00:08:41 He flew to Beijing with the president in May. He has argued, repeatedly and openly, that American companies should be allowed to sell their most competitive chips into the Chinese market, on the theory that if Nvidia doesn't, Huawei will, and American technology loses the standard-setting fight.
00:08:58 Warren's counter is that the same sales could, in her phrase, turbocharge China's military. Both of them are describing a real trade-off. The difference is that one of them was willing to make the case in public on Thursday, and one of them wasn't. Now set that refusal against the other China headline of the day.
00:09:16 The US Defense Department added Alibaba, Baidu, and BYD to its list of companies it says support the Chinese military. That's three of China's crown jewels in one stroke: its leading cloud and AI company, its dominant search and AI player, and the electric-vehicle maker that has been beating Tesla on volume.
00:09:34 Being on that Pentagon list doesn't flip an instant sanctions switch. What it does is mark these firms as off-limits for Defense Department business and stain them for any American investor or partner trying to gauge where the next financial restriction lands. It is a signal flare for the direction of decoupling, and it now points straight at China's flagship AI names.
00:09:56 Put the two together and you get the texture of this administration's posture, which is less a doctrine than a set of competing instincts. Restrict Chinese AI champions from the American system, yes. But also let America's own champion sell into China, because dominance is the higher goal.
00:10:12 Huang is lobbying the second instinct hard, in private rooms, while declining the public ones. Warren's hearing on Thursday is now the place where that tension gets a microphone. I flagged on Sunday that the real test of all this AI-and-money talk would be whether Washington ever holds a hearing it can't stage-manage.
00:10:31 This is that hearing — and the headliner just sent his regrets.

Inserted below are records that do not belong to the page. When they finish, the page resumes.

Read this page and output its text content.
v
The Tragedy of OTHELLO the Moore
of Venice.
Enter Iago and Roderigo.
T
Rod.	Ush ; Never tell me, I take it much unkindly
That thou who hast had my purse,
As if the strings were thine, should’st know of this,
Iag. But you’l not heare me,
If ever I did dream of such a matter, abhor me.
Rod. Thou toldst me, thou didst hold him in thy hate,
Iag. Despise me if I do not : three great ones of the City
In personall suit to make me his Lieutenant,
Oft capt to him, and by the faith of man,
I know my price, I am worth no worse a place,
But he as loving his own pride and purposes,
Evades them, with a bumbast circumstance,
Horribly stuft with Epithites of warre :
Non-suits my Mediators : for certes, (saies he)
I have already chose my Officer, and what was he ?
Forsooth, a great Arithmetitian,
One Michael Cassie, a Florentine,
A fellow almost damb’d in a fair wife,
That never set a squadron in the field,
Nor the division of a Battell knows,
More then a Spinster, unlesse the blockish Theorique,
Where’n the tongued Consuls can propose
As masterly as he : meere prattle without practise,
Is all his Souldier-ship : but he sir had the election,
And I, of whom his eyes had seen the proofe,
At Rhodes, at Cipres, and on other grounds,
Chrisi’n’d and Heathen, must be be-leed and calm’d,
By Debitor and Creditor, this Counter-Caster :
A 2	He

Three million chips, and a lifeline for Intel
00:10:35 Here's a story that would have read as science fiction eighteen months ago. Google has placed an order with Intel to manufacture more than three million of its tensor processing units — Google's custom AI chips, the ones it uses to train and serve its own models — in 2028.
00:10:51 And Nvidia is testing Intel's technology for a new processor, running trials on Intel's 18A manufacturing process. The reporting comes from Qianer Liu at The Information, and the one-line summary is hard to improve on: TSMC's capacity problems are turning into Intel's opening.
00:11:08 To see why that matters, you have to understand how concentrated this chokepoint is. Almost every leading-edge AI chip on the planet — Nvidia's, Google's, Amazon's, the lot — is physically made by one company, Taiwan Semiconductor Manufacturing, in one place, Taiwan.
00:11:25 That's the single most strategically loaded sentence in the entire AI supply chain. It means the compute that the West's AI ambitions run on is manufactured a hundred-odd miles off the coast of China. Everyone has known this is a fragility for years. Almost nobody has been able to do anything about it, because Intel — the obvious American alternative — spent the better part of a decade failing to deliver competitive manufacturing.
00:11:51 So two things are happening at once in this order. The first is simple supply and demand: TSMC physically can't make enough chips to satisfy the AI buildout, so the overflow has to go somewhere, and Intel's factories are the only other game with leading-edge ambitions.
00:12:08 When your first choice is sold out, your second choice gets a real shot. The second thing is more deliberate. Google and Nvidia routing serious volume to Intel is exactly the validation Intel has needed and couldn't buy. If those chips come back from Intel's lines working, at yield, the American foundry that everybody had written off has a future.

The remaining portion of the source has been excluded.